IN THE UNITED STATES DISTRICT COURT FOR THE DISTRICT OF COLORADO Senior Judge Raymond P. Moore
Civil Action No. 23-cv-01339-RM-TPO
DERRICK GROVES,
Plaintiff,
v.
CITY OF FORT COLLINS, and JASON HAFERMAN,
Defendants. ______________________________________________________________________________
ORDER ______________________________________________________________________________
Four motions are pending in this lawsuit, including Defendant Haferman’s Motion for Summary Judgment (ECF No. 100), which has been fully briefed (ECF Nos. 121, 144) and is dispositive of the entire case. The Motion is granted for the reasons below; the other motions are denied as moot. I. LEGAL STANDARDS Summary judgment is appropriate only if there is no genuine dispute of material fact and the moving party is entitled to judgment as a matter of law. Fed. R. Civ. P. 56(a); Gutteridge v. Oklahoma, 878 F.3d 1233, 1238 (10th Cir. 2018). Applying this standard requires viewing the facts in the light most favorable to the nonmoving party and resolving all factual disputes and reasonable inferences in its favor. Cillo v. City of Greenwood Vill., 739 F.3d 451, 461 (10th Cir. 2013).

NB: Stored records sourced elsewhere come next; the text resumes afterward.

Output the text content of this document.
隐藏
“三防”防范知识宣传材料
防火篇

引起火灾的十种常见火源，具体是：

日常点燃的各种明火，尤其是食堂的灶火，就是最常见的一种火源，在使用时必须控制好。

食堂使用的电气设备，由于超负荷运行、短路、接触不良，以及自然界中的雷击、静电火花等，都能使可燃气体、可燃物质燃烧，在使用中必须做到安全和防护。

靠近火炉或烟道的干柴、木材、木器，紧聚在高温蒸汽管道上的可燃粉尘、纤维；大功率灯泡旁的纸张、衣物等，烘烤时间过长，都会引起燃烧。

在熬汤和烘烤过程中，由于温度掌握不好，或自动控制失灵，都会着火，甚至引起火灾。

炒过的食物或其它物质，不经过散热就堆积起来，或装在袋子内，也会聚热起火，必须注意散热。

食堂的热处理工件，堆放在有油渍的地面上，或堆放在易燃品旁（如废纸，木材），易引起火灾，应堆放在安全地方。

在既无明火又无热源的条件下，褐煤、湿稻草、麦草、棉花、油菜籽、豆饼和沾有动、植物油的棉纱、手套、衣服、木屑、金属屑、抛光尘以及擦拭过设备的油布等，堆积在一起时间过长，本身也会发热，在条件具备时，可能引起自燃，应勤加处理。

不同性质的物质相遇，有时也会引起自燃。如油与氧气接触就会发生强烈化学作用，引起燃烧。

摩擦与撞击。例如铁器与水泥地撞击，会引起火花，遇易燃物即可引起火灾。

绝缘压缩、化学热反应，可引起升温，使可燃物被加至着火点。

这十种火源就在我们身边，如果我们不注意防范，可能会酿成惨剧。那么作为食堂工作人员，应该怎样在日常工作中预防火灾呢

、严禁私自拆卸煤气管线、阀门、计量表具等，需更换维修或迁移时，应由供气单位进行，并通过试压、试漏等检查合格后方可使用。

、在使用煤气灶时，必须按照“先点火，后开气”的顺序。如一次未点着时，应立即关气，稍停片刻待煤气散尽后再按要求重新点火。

However, “if the nonmovant bears the burden of persuasion on a claim at trial, summary judgment may be warranted if the movant points out a lack of evidence to support an essential element of that claim and the nonmovant cannot identify specific facts that would create a genuine issue.” Water Pik, Inc. v. Med-Sys., Inc., 726 F.3d 1136, 1143-44 (10th Cir. 2013). “The mere existence of some alleged factual dispute between the parties will not defeat an otherwise properly supported motion for summary judgment; the requirement is that there be no genuine issue of material fact.” Scott v. Harris, 550 U.S. 372, 380 (2007) (citation omitted). A fact is “material” if it pertains to an element of a claim or defense; a factual dispute is “genuine”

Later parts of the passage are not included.